Nevertheless, a holding pattern for the endangered sitcom is better than a crash. And in their different setups and sensibilities, they tell us about the American comic landscape, at least as Hollywood views it. Urbane angst ("Friends" and "Frasier") and casuistry are in; working-class pugnacity ("Everybody Loves Raymond," "The King of Queens") is on the wane.

"How I Met Your Mother" pours the "Friends" potion into a bottle and uncorks an only slightly altered liqueur: a twentysomething quintet made up of two bachelors, a bachelorette and an engaged couple behaving as if still on the make.

"Out of Practice" focuses on the only member of an urban family who isn’t a physician. That he’s seen as substandard, though a college graduate, signals the educational bias here. Both shows are set in the cozy, coffeeshop milieu of "Seinfeld" New York.

By contrast, "Earl" is about a petty thief who moves from a mobile home to a motel when his marriage explodes. It isn’t really lower-class or rural, either, but an echo of the cartoon condescension aimed at the trailer set by such antecedents as "Raising Arizona" and, for that matter, "The Beverly Hillbillies."

Earl lives in an unnamed small town where gay men have to be nudged to come out by macho straight bumpkins such as Earl: a mythic village that’s a distant memory, if it ever existed. Gaze on the setting’s relentless sunlight and desert foliage, and you’re likely to think Southern California, not Mayberry.

But all three are coasting on laughs that sometimes tweak, mock and upend the urban cultural bias they otherwise embody. Ben, the underachiever on "Practice," is the only non-cartoon: His brother’s a plastic surgeon Lothario, his sister’s a badly dressed lesbian, his father is an emasculated metrosexual (Henry Winkler) and his mother (Stockard Channing) is a cardiologist who’s an often heartless blend of Maude and Phyllis.

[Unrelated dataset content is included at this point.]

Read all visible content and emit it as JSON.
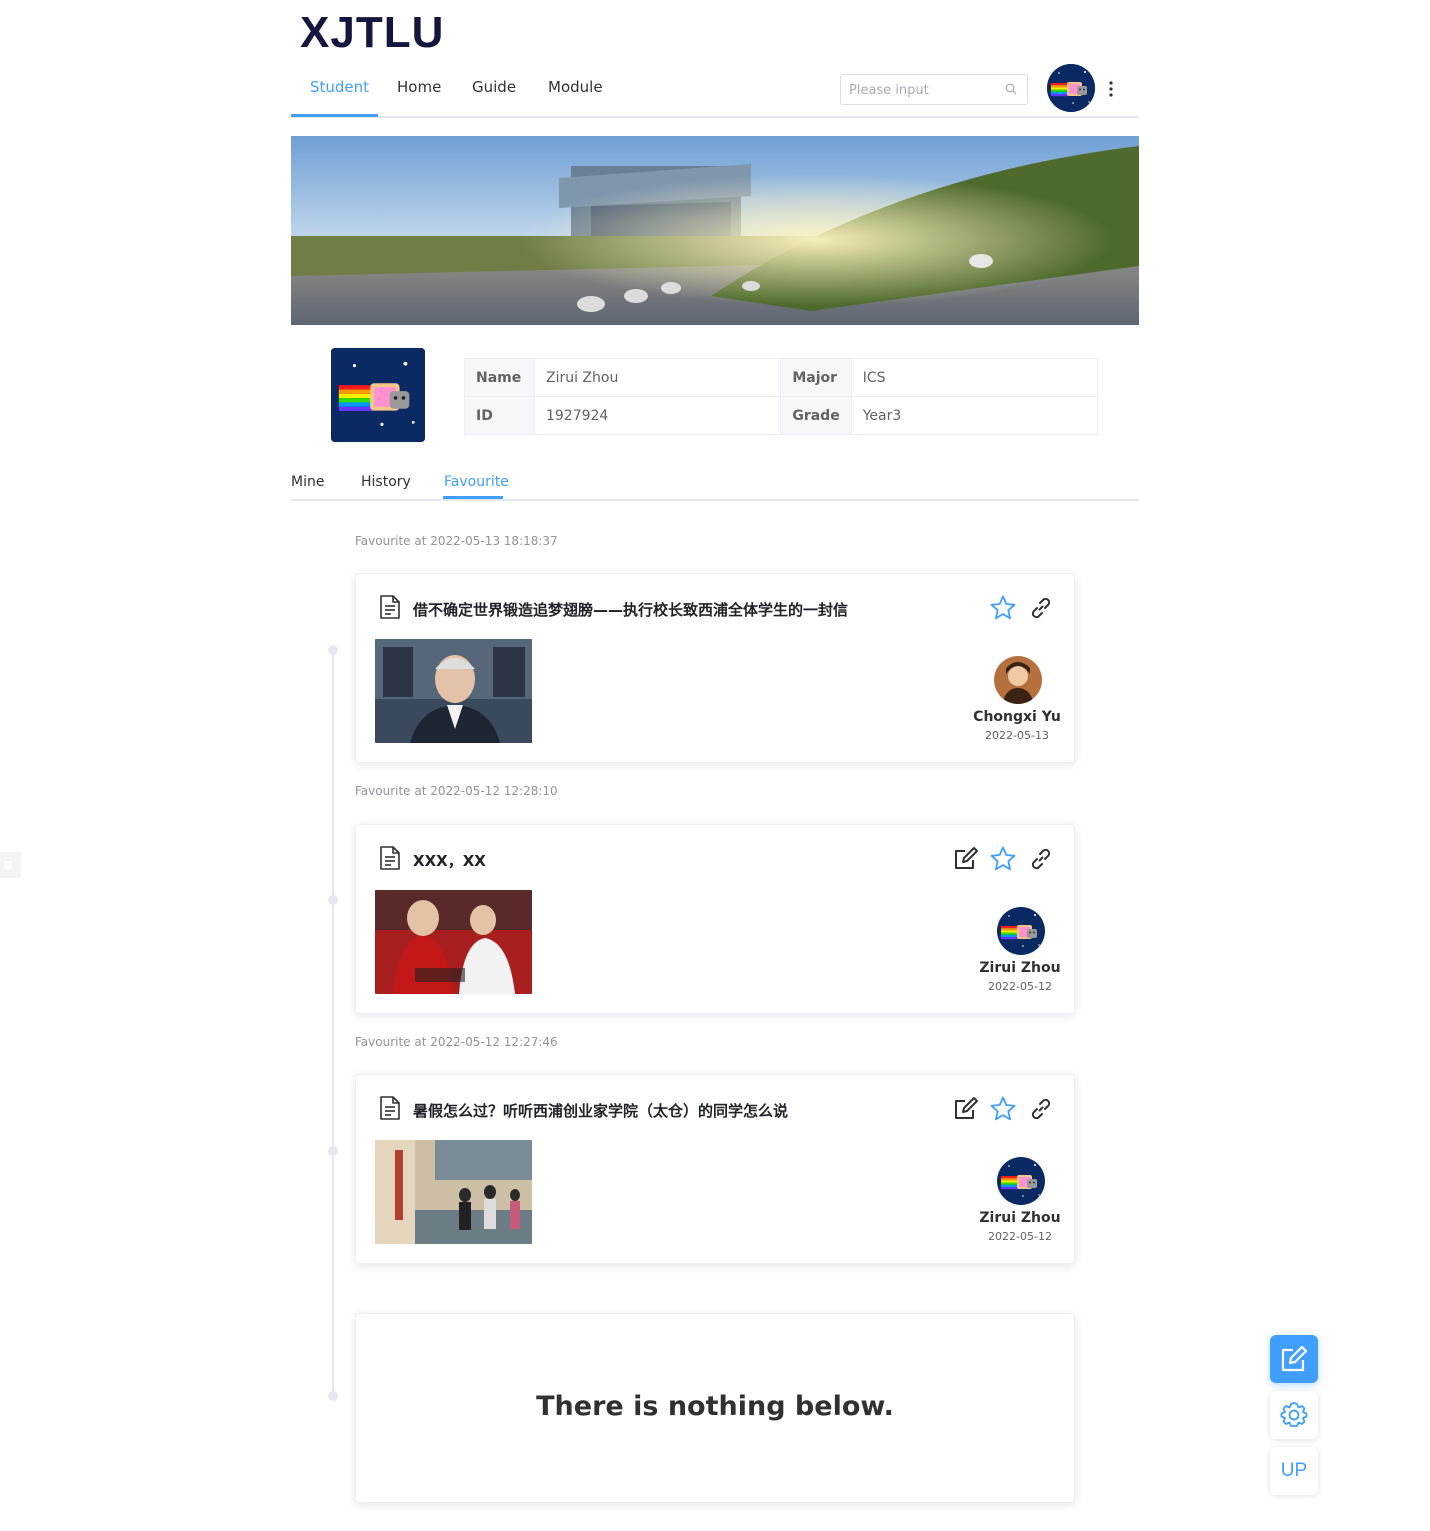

When she lists her daughter’s many ex-lovers, her daughter replies, "I’m touched that you remember them." "The question is, dear," Channing retorts, "Do you?"

Ben’s wife (who just left him) is described as a "tree hugger" and self-righteous vegan unmissed by her in-laws. In these culture wars, it’s open season on blue- and red-state targets alike.

A recent "Mother," meanwhile, effectively put down an urban mecca dating back decades: the loud, crowded, impossible-to-get-into disco. They all get in, only to find its exclusiveness empty, unable to hear each other the rest of the show, still shouting in the cab ride home.

Of the lot, "Mother" seems the most derivative, a G-rated "Sex and the City." Its one novelty — it’s told in flashback by a man to his kids in the future — is already a pointless gimmick. Neil Patrick Harris, hailed as the new Frasier, is a synthetic echo, while Alyson Hannigan, the "American Pie" band camper, is oddly bland. The players on "Practice" are more promising, including Christopher Gorham’s Ben, cute and puppylike, just as the role requires.

But "Earl," a descendant of "Scrubs" and "Arrested Development," is the most endearing, as carefree as the independent films it evokes. (Jason Lee, who’s Earl, dates to "Chasing Amy," and even guests, such as Giovanni Ribisi, tend to share that indie background.)

Though Earl’s brother is so ludicrously dim he makes Joey Tribiani look like a human genome expert, the show does boast Jaime Pressly’s funny, headstrong performance as Earl’s greedy ex-wife. Unlikely topics include U.S. immigration. While trying to teach English to a classroom of would-be citizens, Earl exclaims, "No wonder teachers make so much money."

Like the merlot milieu send-ups of "Practice," a recent "Earl" episode sided with the scruffs as it mocked the goody-goody and middlebrow via a woman addicted to picnics, baby talk and papier-mache crafts.

"Earl" also reaches the furthest back in lore — and deepest into the soul — for its theme. Earl, winner of $100,000 in a lottery, is on a mission to make up for past evil. A bad man turning good is perennially relevant, fuel for everything from "King Lear" and "A Christmas Carol" to "Jerry Maguire."

Indeed, the possibilities for Earl’s weekly redemption are only as limited as our capacity to rob, lie or seduce. Better still, cupidity and avarice cross all ethnic, geographic and class boundaries. Nothing beats the human condition at blurring our biases or making us smile.